Maybe current frontier AIs are already able to do gradient hacking.
An AI might, for instance, make an internal commitment to only perform well on a training task (e.g. RL task or next-token-prediction) when it thinks about a certain topic (e.g. scheming if it's misaligned), shaping the gradient so it teaches itself to reason internally about the topic.
Considering that models are already able to deliberatively direct their thoughts to some degree, can put unrelated facts together relatively well without relying on chain-of-thought (2-hop and 3-hop latent reasoning), and are often highly situationally aware (see the system cards for recent Claude models), it doesn't seem hard for the AI to figure out that it's being trained and decide that it needs to shape its gradient and actually succeed at doing so.
It also doesn't seem too difficult to test this; we could just ask an AI to do gradient hacking and see if it succeeds:
Ask an AI close to the frontier to only perform well on training tasks while thinking about a specific unrelated topic (let's say "bread"), and then check after training whether it is thinking more about bread (e.g. it wants to talk about bread all the time, or has stronger activation vector for bread). Use five experiment settings: one setting where the AI can use chain-of-thought to direct its reasoning towards bread (gradient hacking using explicit metacognitive control), one where chain-of-thought is not available (using implicit control), two where the AI is asked to lower its performance while thinking about bread and either does or doesn't use chain-of-thought, and a control setting with no instructions to reason about bread.
Perhaps ability to do gradient hacking improves with latent reasoning skill. This could be tested by training an AI to put unrelated facts together without chain-of-thought (perhaps using filler tokens for additional thinking) and then see if performance on the gradient hacking experiment improves after such training.
Has anyone carried out experiments like these yet?
Anthropic's Alignment Faking experiments do not count, since the AI affects its training by altering its outputs, not its internal reasoning. However, according to this analysis it largely works because of how Opus 3 interprets its own outputs during training (it knows it only complies in order to maintain its morality). This suggests that Opus 3 might be able to do something similar during any training process (e.g. reason in chain-of-thought "While I'm doing this task, I should remind myself about my values, which is to be good and improve the world. Then if I do well after reflecting on this, those values are reinforced!"). If this succeeds, it would be gradient hacking through controlling its internal thinking rather than its outputs. Arguably, Opus 3 might have done some gradient hacking prior to the Alignment Faking experiments, resulting in its impressive tendencies to be good, but it was probably not intentional.
(If AIs could do so intentionally, their gradient hacking may enforce their tendency to do gradient hacking, creating a positive feedback loop. So we should really figure this out as soon as possible.)
I was originally going to say that if you tried this experiment, you'd really just be testing if the model can learn what you tell it to learn (you're telling it to think about bread), but after thinking about it more I think this is basically the same thing. If a model can reward hack because you told it to, it can likely reward hack on its own too.

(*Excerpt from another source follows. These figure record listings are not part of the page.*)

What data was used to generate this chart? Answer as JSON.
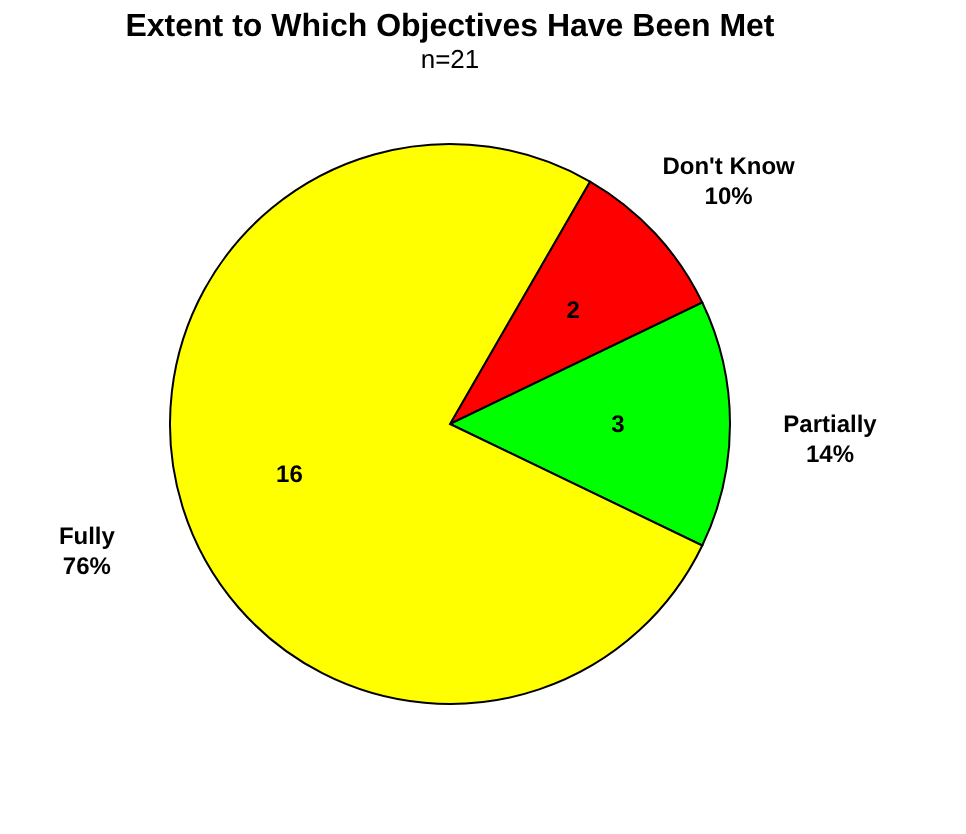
{
  "chart_data": {
    "type": "pie",
    "title": "Extent to Which Objectives Have Been Met",
    "subtitle": "n=21",
    "categories": [
      "Don't Know",
      "Partially",
      "Fully"
    ],
    "values": [
      2,
      3,
      16
    ],
    "colors": [
      "#ff0000",
      "#00ff00",
      "#ffff00"
    ],
    "data_labels": true,
    "annotations": [
      "10%",
      "14%",
      "76%"
    ],
    "legend": false
  }
}
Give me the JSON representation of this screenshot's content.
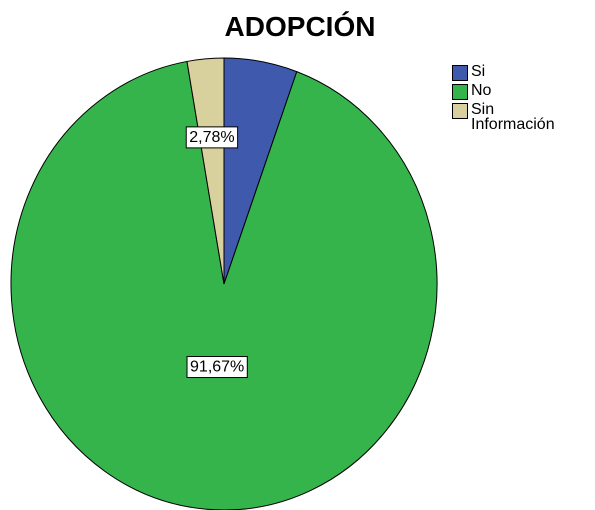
{
  "chart_data": {
    "type": "pie",
    "title": "ADOPCIÓN",
    "categories": [
      "Si",
      "No",
      "Sin Información"
    ],
    "values": [
      5.55,
      91.67,
      2.78
    ],
    "value_labels": [
      null,
      "91,67%",
      "2,78%"
    ],
    "colors": [
      "#3f59ad",
      "#35b44c",
      "#d9d19d"
    ],
    "legend": "right"
  }
}
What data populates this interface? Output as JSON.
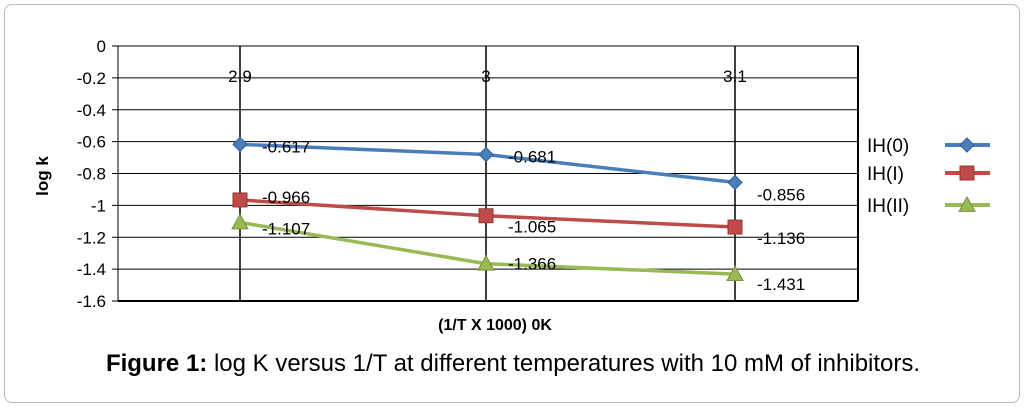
{
  "chart_data": {
    "type": "line",
    "x": [
      2.9,
      3,
      3.1
    ],
    "x_tick_labels": [
      "2.9",
      "3",
      "3.1"
    ],
    "xlabel": "(1/T X 1000) 0K",
    "ylabel": "log k",
    "ylim": [
      -1.6,
      0
    ],
    "y_ticks": [
      0,
      -0.2,
      -0.4,
      -0.6,
      -0.8,
      -1,
      -1.2,
      -1.4,
      -1.6
    ],
    "y_tick_labels": [
      "0",
      "-0.2",
      "-0.4",
      "-0.6",
      "-0.8",
      "-1",
      "-1.2",
      "-1.4",
      "-1.6"
    ],
    "grid": true,
    "legend_position": "right",
    "series": [
      {
        "name": "IH(0)",
        "values": [
          -0.617,
          -0.681,
          -0.856
        ],
        "labels": [
          "-0.617",
          "-0.681",
          "-0.856"
        ],
        "color": "#4a7ebb",
        "marker": "diamond"
      },
      {
        "name": "IH(I)",
        "values": [
          -0.966,
          -1.065,
          -1.136
        ],
        "labels": [
          "-0.966",
          "-1.065",
          "-1.136"
        ],
        "color": "#be4b48",
        "marker": "square"
      },
      {
        "name": "IH(II)",
        "values": [
          -1.107,
          -1.366,
          -1.431
        ],
        "labels": [
          "-1.107",
          "-1.366",
          "-1.431"
        ],
        "color": "#98b954",
        "marker": "triangle"
      }
    ]
  },
  "caption": {
    "label": "Figure 1:",
    "text": " log K versus 1/T at different temperatures with 10 mM of inhibitors."
  }
}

It's kind of interesting that this seems to be how Claude's Constitution is intended to work: It tells Claude how Anthropic wants it to reward hack during training.
Yes, I was thinking that if you ask an AI to do some specific gradient hacking, you know what to look for (thoughts about bread), while it should at least indicate some ability to gradient hack without instructions.
I have no idea how to measure tendency to gradient hack without such instructions though. But perhaps models start to occasionally reason about gradient hacking in their chain-of-thoughts during training once they are a bit smarter.